In the digital age, our tolerance for discomfort has thinned. We hover in the corners at parties, staring at screens to avoid small talk; our eyes flick between notifications to dodge our own thoughts. If that’s our idea of leisure, then what counts as labor? On Station on the Hill, Vancouver noise-rock collective Computer answer: it’s nearly indistinguishable. Alienation permeates every facet of contemporary life—work, play, even quiet moments—and Computer harness that friction, amplifying it into artfully chaotic noise.

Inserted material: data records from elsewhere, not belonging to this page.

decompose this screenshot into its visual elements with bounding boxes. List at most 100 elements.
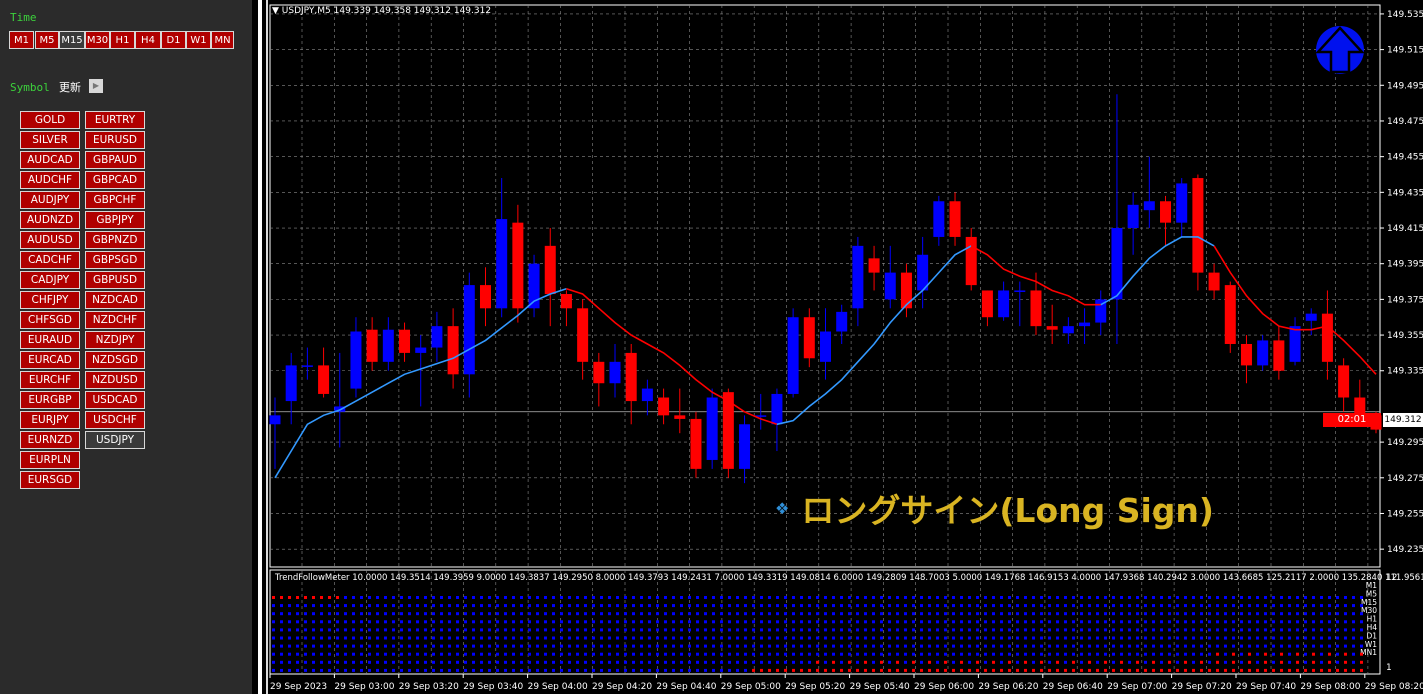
indicator-dot xyxy=(1128,612,1131,616)
indicator-dot xyxy=(1088,644,1091,648)
indicator-dot xyxy=(1224,644,1227,648)
indicator-dot xyxy=(296,644,299,648)
indicator-dot xyxy=(768,620,771,624)
indicator-dot xyxy=(344,636,347,640)
indicator-dot xyxy=(312,660,315,664)
indicator-dot xyxy=(352,668,355,672)
indicator-dot xyxy=(640,596,643,599)
indicator-dot xyxy=(960,652,963,656)
indicator-dot xyxy=(680,660,683,664)
indicator-dot xyxy=(624,660,627,664)
indicator-dot xyxy=(656,620,659,624)
indicator-dot xyxy=(600,652,603,656)
indicator-dot xyxy=(688,628,691,632)
indicator-dot xyxy=(448,620,451,624)
indicator-dot xyxy=(1064,636,1067,640)
indicator-dot xyxy=(480,636,483,640)
indicator-dot xyxy=(848,604,851,608)
indicator-dot xyxy=(376,620,379,624)
indicator-dot xyxy=(1056,620,1059,624)
candle xyxy=(399,329,411,353)
indicator-dot xyxy=(1168,604,1171,608)
indicator-dot xyxy=(1008,628,1011,632)
indicator-dot xyxy=(872,644,875,648)
indicator-dot xyxy=(1264,612,1267,616)
indicator-dot xyxy=(720,668,723,672)
indicator-dot xyxy=(1032,620,1035,624)
indicator-dot xyxy=(1272,628,1275,632)
indicator-dot xyxy=(448,604,451,608)
indicator-dot xyxy=(712,668,715,672)
indicator-dot xyxy=(1224,660,1227,664)
indicator-dot xyxy=(1016,636,1019,640)
indicator-dot xyxy=(728,612,731,616)
indicator-dot xyxy=(464,636,467,640)
indicator-dot xyxy=(1080,644,1083,648)
indicator-dot xyxy=(520,652,523,656)
indicator-dot xyxy=(1040,636,1043,640)
indicator-dot xyxy=(760,668,763,672)
indicator-dot xyxy=(784,644,787,648)
indicator-dot xyxy=(624,652,627,656)
indicator-dot xyxy=(1160,636,1163,640)
indicator-dot xyxy=(480,628,483,632)
indicator-dot xyxy=(728,668,731,672)
indicator-dot xyxy=(512,628,515,632)
indicator-dot xyxy=(408,596,411,599)
indicator-dot xyxy=(832,620,835,624)
indicator-dot xyxy=(376,652,379,656)
indicator-dot xyxy=(1232,644,1235,648)
indicator-dot xyxy=(1312,628,1315,632)
indicator-dot xyxy=(1176,644,1179,648)
indicator-dot xyxy=(1328,660,1331,664)
indicator-dot xyxy=(1232,668,1235,672)
indicator-dot xyxy=(840,612,843,616)
indicator-dot xyxy=(424,612,427,616)
indicator-dot xyxy=(640,612,643,616)
indicator-dot xyxy=(984,596,987,599)
indicator-dot xyxy=(776,620,779,624)
price-chart[interactable]: 149.535 149.515 149.495 149.475 149.455 149.4… xyxy=(0,0,1423,694)
indicator-dot xyxy=(888,660,891,664)
indicator-dot xyxy=(656,612,659,616)
indicator-dot xyxy=(352,612,355,616)
indicator-dot xyxy=(1232,628,1235,632)
indicator-dot xyxy=(1064,604,1067,608)
indicator-dot xyxy=(576,612,579,616)
collapse-triangle-icon[interactable]: ▼ xyxy=(272,6,282,16)
indicator-dot xyxy=(808,628,811,632)
indicator-dot xyxy=(808,612,811,616)
indicator-dot xyxy=(976,636,979,640)
indicator-dot xyxy=(664,660,667,664)
indicator-dot xyxy=(352,644,355,648)
indicator-dot xyxy=(968,628,971,632)
indicator-dot xyxy=(1120,652,1123,656)
indicator-dot xyxy=(784,652,787,656)
candle xyxy=(1062,326,1074,334)
indicator-dot xyxy=(512,604,515,608)
indicator-dot xyxy=(584,604,587,608)
indicator-dot xyxy=(1016,612,1019,616)
indicator-dot xyxy=(1256,604,1259,608)
long-sign-text: ロングサイン(Long Sign) xyxy=(801,491,1215,530)
indicator-dot xyxy=(824,660,827,664)
indicator-dot xyxy=(560,644,563,648)
indicator-dot xyxy=(504,604,507,608)
indicator-dot xyxy=(360,668,363,672)
indicator-dot xyxy=(1208,660,1211,664)
indicator-dot xyxy=(1064,628,1067,632)
indicator-dot xyxy=(1248,628,1251,632)
candle xyxy=(285,365,297,402)
indicator-dot xyxy=(1296,604,1299,608)
indicator-dot xyxy=(1200,620,1203,624)
indicator-dot xyxy=(440,644,443,648)
indicator-dot xyxy=(920,668,923,672)
indicator-dot xyxy=(336,596,339,599)
indicator-dot xyxy=(880,652,883,656)
indicator-dot xyxy=(1032,668,1035,672)
indicator-dot xyxy=(1272,620,1275,624)
indicator-dot xyxy=(1088,652,1091,656)
indicator-dot xyxy=(464,604,467,608)
indicator-dot xyxy=(864,660,867,664)
indicator-dot xyxy=(1184,660,1187,664)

Few bands articulate the oppressive haze of modern overstimulation with such precision. On “Weird New Vocation,” vocalist Ben Lock narrates the day he starts a new job: “I got a new job today / With suits and shoes and socks / And everything paid / It’s all been leading up to this.” The work promises material stability—cars, houses, mirrors to reflect oneself—but the sum only deepens disillusionment. Lock’s mantra mutates from “I feel better about myself” to “I want to feel better” before the track erupts in a violent, tumbling outro, each instrument cascading like a staircase of smashed glass.

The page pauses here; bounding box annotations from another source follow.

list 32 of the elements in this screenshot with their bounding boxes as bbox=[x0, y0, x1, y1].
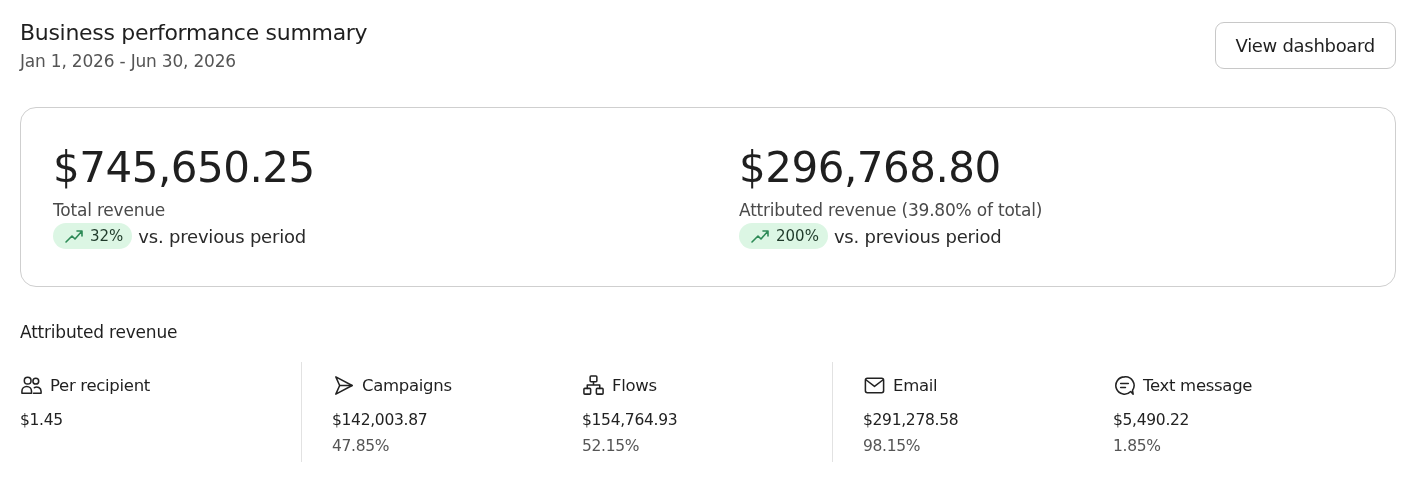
comparison-text: vs. previous period bbox=[833, 225, 1002, 247]
chat-icon bbox=[1113, 374, 1136, 397]
send-icon bbox=[332, 374, 355, 397]
trend-up-icon bbox=[750, 228, 770, 244]
metric-value: $1.45 bbox=[20, 411, 64, 429]
metric-label: Per recipient bbox=[50, 376, 150, 395]
comparison-text: vs. previous period bbox=[138, 225, 307, 247]
metric-share: 47.85% bbox=[332, 437, 391, 455]
metric-value: $5,490.22 bbox=[1113, 411, 1191, 429]
metric-label: Email bbox=[893, 376, 938, 395]
metric-share: 98.15% bbox=[863, 437, 922, 455]
metric-label: Flows bbox=[612, 376, 657, 395]
metric-value: $291,278.58 bbox=[863, 411, 960, 429]
people-icon bbox=[20, 374, 43, 397]
metric-value: $142,003.87 bbox=[332, 411, 429, 429]
metric-share: 52.15% bbox=[582, 437, 641, 455]
revenue-label: Total revenue bbox=[53, 200, 166, 220]
view-dashboard-button[interactable]: View dashboard bbox=[1214, 22, 1396, 69]
page-title: Business performance summary bbox=[20, 20, 368, 45]
change-badge: 200% bbox=[739, 223, 828, 249]
revenue-label: Attributed revenue (39.80% of total) bbox=[739, 200, 1043, 220]
revenue-amount: $296,768.80 bbox=[739, 142, 1001, 194]
change-badge: 32% bbox=[53, 223, 133, 249]
metric-share: 1.85% bbox=[1113, 437, 1162, 455]
revenue-amount: $745,650.25 bbox=[53, 142, 315, 194]
metric-value: $154,764.93 bbox=[582, 411, 679, 429]
section-title: Attributed revenue bbox=[20, 322, 179, 342]
metric-label: Campaigns bbox=[362, 376, 452, 395]
metric-label: Text message bbox=[1143, 376, 1253, 395]
flowchart-icon bbox=[582, 374, 605, 397]
date-range: Jan 1, 2026 - Jun 30, 2026 bbox=[20, 51, 237, 71]
trend-up-icon bbox=[64, 228, 84, 244]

Computer are still young, but Station on the Hill showcases their formidable ambition and appetite for sonic experimentation. Math rock, post-punk, hardcore, and even fleeting klezmer motifs converge into a densely packed collection that leaves almost no breathing room. Quiet moments are as unnerving as the shrieking, instrument-crushing passages. “The Bells,” a brief, haunted interlude of reverberating chords and frizzled chatter, segues into “I’ll Follow,” a slow, tension-soaked track where saxophone, droning guitar, and Lock’s trembling vocals turn restraint into something darker than rage. A repeating riff grows under metallic percussion, and Lock warps follow into fall low, while Jackson Bell’s sax overtakes him. Moments like these, where Lock wrings existential dread from the simplest phrases, recur throughout the album: in “The Picture,” he mutters “I’ll say to myself” like a panicked mantra; in the glitchy, mesmerizing “Dissolution Use,” a filler-like lyric becomes an instrument of obsessive disconnection.
Seven musicians populate Station on the Hill, each contributing layers that refuse to be background. Clanging bongos and screeching strings punctuate “Now in a Vacuum,” a sludgy solo torments “Concrete Vehicles,” and the title track’s nine-and-a-half-minute drone expands like a pressure chamber. This is not music to be heard passively; it is music to inhabit, and it demands everything from the listener. “Numbing is not my intention / Life is what I choose,” Lock asserts, crystallizing the album’s thesis: overstimulation becomes a conduit for both self-determination and self-destruction, often so entangled that the two are indistinguishable.
Station on the Hill is a map of modern existential overload, an immersive, punishing, and oddly exhilarating exploration of what happens when discomfort is no longer optional but inescapable.